Waritu NC, Nair SKP, Birhan B, Adugna T, Awgichew GB, Jemal M. Serum Lipid Profiles, Blood Glucose, and High-Sensitivity C-Reactive Protein Levels Among People Living with HIV Taking Dolutegravir and Ritonavir-Boosted Atazanavir-Based Antiretroviral Therapy at Jimma University Medical Center, Southwest Ethiopia, 2021.
HIV AIDS (Auckl) 2024;
16:17-32. [PMID:
38369986 PMCID:
PMC10873129 DOI:
10.2147/hiv.s430310]
[Citation(s) in RCA: 0] [Impact Index Per Article: 0] [Reference Citation Analysis] [Abstract] [Key Words] [Track Full Text] [Download PDF] [Figures] [Journal Information] [Subscribe] [Scholar Register] [Received: 09/29/2023] [Accepted: 02/05/2024] [Indexed: 02/20/2024] Open
Abstract
Background
Long-term use of antiretroviral therapy, especially dolutegravir and boosted-atazanavir, raises concerns about cardiovascular disease.
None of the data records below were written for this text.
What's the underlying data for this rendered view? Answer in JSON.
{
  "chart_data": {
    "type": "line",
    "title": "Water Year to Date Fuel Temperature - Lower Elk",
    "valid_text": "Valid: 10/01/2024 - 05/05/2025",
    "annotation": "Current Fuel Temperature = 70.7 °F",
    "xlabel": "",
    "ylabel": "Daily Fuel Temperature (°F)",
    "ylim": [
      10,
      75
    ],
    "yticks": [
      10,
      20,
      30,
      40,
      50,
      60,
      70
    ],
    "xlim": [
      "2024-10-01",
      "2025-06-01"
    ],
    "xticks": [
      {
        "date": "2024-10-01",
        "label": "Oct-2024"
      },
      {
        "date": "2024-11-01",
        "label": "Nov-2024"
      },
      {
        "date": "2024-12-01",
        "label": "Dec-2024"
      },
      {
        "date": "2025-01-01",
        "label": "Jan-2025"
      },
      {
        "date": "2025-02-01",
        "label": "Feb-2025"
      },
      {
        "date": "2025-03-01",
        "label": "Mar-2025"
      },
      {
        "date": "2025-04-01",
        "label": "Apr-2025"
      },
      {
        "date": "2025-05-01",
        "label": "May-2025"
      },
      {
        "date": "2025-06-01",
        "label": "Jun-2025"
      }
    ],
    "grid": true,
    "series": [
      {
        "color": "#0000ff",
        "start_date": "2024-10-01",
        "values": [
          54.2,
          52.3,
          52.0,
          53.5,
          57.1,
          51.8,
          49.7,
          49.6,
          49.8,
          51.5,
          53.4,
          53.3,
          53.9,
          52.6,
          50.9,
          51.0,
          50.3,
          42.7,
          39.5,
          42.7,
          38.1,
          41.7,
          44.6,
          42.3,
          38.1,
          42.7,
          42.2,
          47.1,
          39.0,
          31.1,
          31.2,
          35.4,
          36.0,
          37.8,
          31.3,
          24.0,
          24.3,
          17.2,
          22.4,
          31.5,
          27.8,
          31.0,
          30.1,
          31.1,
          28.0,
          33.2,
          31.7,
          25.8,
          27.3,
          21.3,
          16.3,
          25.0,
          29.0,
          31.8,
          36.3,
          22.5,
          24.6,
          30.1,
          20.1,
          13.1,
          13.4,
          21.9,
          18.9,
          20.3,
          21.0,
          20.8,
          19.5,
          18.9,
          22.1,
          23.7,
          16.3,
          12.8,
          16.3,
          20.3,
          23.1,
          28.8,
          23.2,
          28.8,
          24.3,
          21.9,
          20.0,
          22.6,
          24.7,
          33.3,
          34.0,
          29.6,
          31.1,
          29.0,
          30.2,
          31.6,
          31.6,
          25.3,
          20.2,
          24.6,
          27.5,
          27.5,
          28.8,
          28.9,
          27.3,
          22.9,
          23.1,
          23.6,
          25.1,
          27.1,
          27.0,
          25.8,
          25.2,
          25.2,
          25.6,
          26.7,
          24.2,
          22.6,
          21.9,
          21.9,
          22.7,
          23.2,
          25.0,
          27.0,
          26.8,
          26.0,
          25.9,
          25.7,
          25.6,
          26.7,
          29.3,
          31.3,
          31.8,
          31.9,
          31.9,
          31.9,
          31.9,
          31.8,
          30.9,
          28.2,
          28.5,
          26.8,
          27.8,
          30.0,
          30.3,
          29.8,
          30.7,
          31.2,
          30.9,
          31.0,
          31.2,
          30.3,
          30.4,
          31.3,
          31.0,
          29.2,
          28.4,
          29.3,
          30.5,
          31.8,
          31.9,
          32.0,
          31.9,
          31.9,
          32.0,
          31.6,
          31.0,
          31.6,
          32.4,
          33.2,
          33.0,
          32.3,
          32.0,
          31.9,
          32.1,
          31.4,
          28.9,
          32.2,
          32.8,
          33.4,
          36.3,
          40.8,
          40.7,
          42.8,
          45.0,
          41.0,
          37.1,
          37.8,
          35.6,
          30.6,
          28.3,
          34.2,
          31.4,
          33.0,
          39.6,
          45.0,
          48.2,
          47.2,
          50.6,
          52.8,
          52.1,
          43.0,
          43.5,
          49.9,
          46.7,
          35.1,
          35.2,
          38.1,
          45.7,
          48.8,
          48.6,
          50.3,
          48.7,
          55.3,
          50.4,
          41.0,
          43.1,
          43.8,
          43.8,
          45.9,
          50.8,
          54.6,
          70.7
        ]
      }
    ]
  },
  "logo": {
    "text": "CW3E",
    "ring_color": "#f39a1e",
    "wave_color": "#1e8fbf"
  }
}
Thus, this study aimed to assess lipid profiles, blood glucose, and high-sensitivity C-reactive protein levels among people living with HIV on dolutegravir and ritonavir-boosted atazanavir-based therapy.
Methods
An institutional-based comparative cross-sectional study was conducted from November 4, 2021, to January 4, 2022. An equal number of dolutegravir- and ritonavir-boosted atazanavir-treated patients (n = 64 each) was enrolled. A consecutive sampling was used to select participants. The Chi-square, Student's t-test, Mann-Whitney U-test, and logistic regression were used as appropriate statistical tests using SPSS Version 25.0. Statistical significance was set at p < 0.05.
Results
Dyslipidemia was found in 67.2% (43/64) of ritonavir-boosted atazanavir group and 48.4% (31/64) of dolutegravir group. The dolutegravir group had significantly higher mean and median values of high-density lipoprotein and random blood sugar, respectively, as well as lower median triglyceride and high-sensitivity C-reactive protein levels than the ritonavir-boosted atazanavir group. Ritonavir-boosted atazanavir-based regimens (AOR=3.4, 95% CI: 1.5, 8) and age >40 years were predictors of dyslipidemia, while BMI ≥25 kg/m2 (AOR=3.7, 95% CI: 1.3, 10.8) and dolutegravir-based regimens (AOR=4.6, 95% CI: 1.5, 14) were predictors of hyperglycemia. Ritonavir-boosted atazanavir-based regimens (ARR=3, 95% CI: 1.3, 8) and BMI ≥25 kg/m2 (ARR=2.5, 95% CI: 1.1, 6) were associated with increased high-sensitivity C-reactive protein by 1-3 mg/L. The risk of increased high-sensitivity C-reactive protein by >3 mg/L was greater in those patients with a CD4 cell count of <500 cells/mm3 (ARR=5, 95% CI: 1.1, 24).
Conclusion
When compared to ritonavir-boosted atazanavir-based regimens, dolutegravir had favorable lipid profiles and high-sensitivity C-reactive protein but unfavorable blood glucose levels. Therefore, baseline blood glucose, lipid profiles, and high-sensitivity C-reactive protein levels should be routinely measured in patients on these regimens.